The company did not name the buyers. But people with knowledge of the deal said Vantage Lofts owners the Bascom Group and Oaktree Capital Management teamed up again to acquire the portfolio, which included 4,918 apartments.
It was Camden’s second Las Vegas-area portfolio sale in three years and apparently marks its exit from the valley. Amid a national apartment boom, the sell-off also comes as Las Vegas continues heating up with apartment development, mostly in the southwest valley and Henderson, and rising occupancy, rents and sales prices.
Camden said in a news release that it would discuss the sale during a quarterly earnings conference call on Friday. Andrew Neilly, with public relations firm Gallen Neilly, said Camden officials would not be able to give interviews about the deal until after the call.
Los Angeles-based Oaktree, which manages $97 billion in assets, declined to comment, said Alyssa Linn of PR firm Sard Verbinnen & Co.
Bascom, based in Irvine, Calif., confirmed that it partnered with Oaktree on the purchase.
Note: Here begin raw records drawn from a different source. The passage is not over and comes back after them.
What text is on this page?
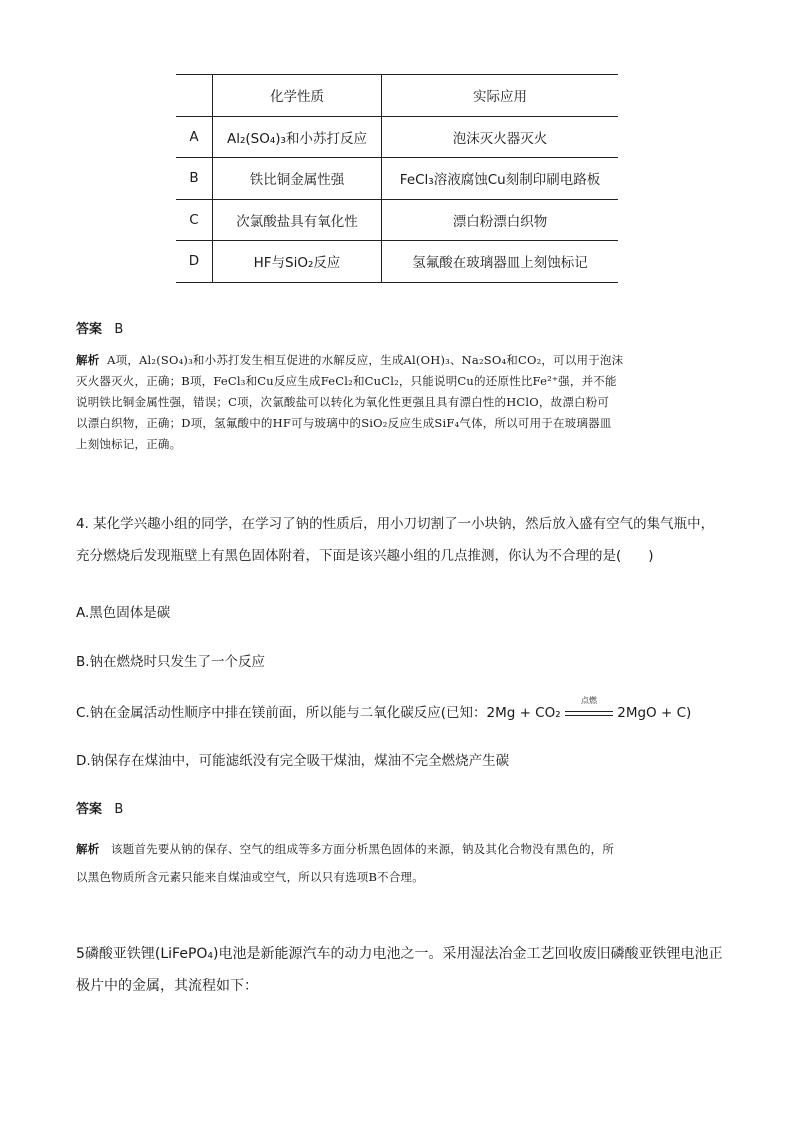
	化学性质	实际应用
A	Al₂(SO₄)₃和小苏打反应	泡沫灭火器灭火
B	铁比铜金属性强	FeCl₃溶液腐蚀Cu刻制印刷电路板
C	次氯酸盐具有氧化性	漂白粉漂白织物
D	HF与SiO₂反应	氢氟酸在玻璃器皿上刻蚀标记
答案 B
解析 A项，Al₂(SO₄)₃和小苏打发生相互促进的水解反应，生成Al(OH)₃、Na₂SO₄和CO₂，可以用于泡沫
灭火器灭火，正确；B项，FeCl₃和Cu反应生成FeCl₂和CuCl₂，只能说明Cu的还原性比Fe²⁺强，并不能
说明铁比铜金属性强，错误；C项，次氯酸盐可以转化为氧化性更强且具有漂白性的HClO，故漂白粉可
以漂白织物，正确；D项，氢氟酸中的HF可与玻璃中的SiO₂反应生成SiF₄气体，所以可用于在玻璃器皿
上刻蚀标记，正确。
4. 某化学兴趣小组的同学，在学习了钠的性质后，用小刀切割了一小块钠，然后放入盛有空气的集气瓶中，
充分燃烧后发现瓶壁上有黑色固体附着，下面是该兴趣小组的几点推测，你认为不合理的是(　　)
A.黑色固体是碳
B.钠在燃烧时只发生了一个反应
C.钠在金属活动性顺序中排在镁前面，所以能与二氧化碳反应(已知：2Mg + CO₂
点燃
2MgO + C)
D.钠保存在煤油中，可能滤纸没有完全吸干煤油，煤油不完全燃烧产生碳
答案 B
解析 该题首先要从钠的保存、空气的组成等多方面分析黑色固体的来源，钠及其化合物没有黑色的，所
以黑色物质所含元素只能来自煤油或空气，所以只有选项B不合理。
5磷酸亚铁锂(LiFePO₄)电池是新能源汽车的动力电池之一。采用湿法冶金工艺回收废旧磷酸亚铁锂电池正
极片中的金属，其流程如下：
Real estate broker Doug Schuster, an executive managing director with Newmark Grubb Knight Frank, has been in town for 15 years and specializes in apartment complexes. He wasn’t involved in the sale but said it might be the most lucrative ever in Las Vegas.
There have been bulk deals in the $200 million range, but Schuster said he can’t think of any in the $300 million to $500 million range.
“I’ve never heard of anything like that,” he said of Camden’s sales price.
He also said it was a “highly sought-after portfolio,” as a buyer would get 15 apartment complexes in one swoop.
All told, Southern Nevada’s apartment market had a 4.9 percent vacancy rate in the fourth quarter last year, down from 5.4 percent during the same time in 2014, and average asking rents of $925 per month, up from $878, according to brokerage firm Colliers International.
Investors paid an average of $108,200 per unit for apartment complexes in the first quarter this year, up from $71,836 for all of 2015, Colliers found.
The new owners of Camden’s former properties are no strangers to Southern Nevada, or to each other.
Oaktree, for instance, teamed with Houston-based Hines Interests in 2012 to buy 32 office buildings in Summerlin, totaling 1.1 million square feet, for $119.5 million. The firm also partnered with Australian casino mogul James Packer and former Wynn Resorts executive Andrew Pascal to acquire the vacant, 34.6-acre former New Frontier site on the Strip in 2014. The group has laid out plans to develop a 3.4 million-square-foot, 1,100-room resort, Alon Las Vegas.
Bascom now owns about 25 apartment complexes in the valley, but its best-known property here is likely Vantage Lofts in Henderson. The company bought the 110-unit luxury rental complex — formerly an abandoned, partially built condo project — with Oaktree last year for about $38.2 million, Clark County records show, or $347,000 per unit.
Camden, meanwhile, said Tuesday it operates 158 residential properties with 55,254 apartment units combined.
As of Dec. 31, it operated 15 apartment complexes in the Las Vegas area. Their average occupancy rates hovered around 95 percent last year, according to a regulatory filing.
In spring 2013, Camden and New York-based DRA Advisors sold 14 local apartment complexes, comprising some 3,100 units, for $200 million to the Wolff Co. of Scottsdale, Ariz.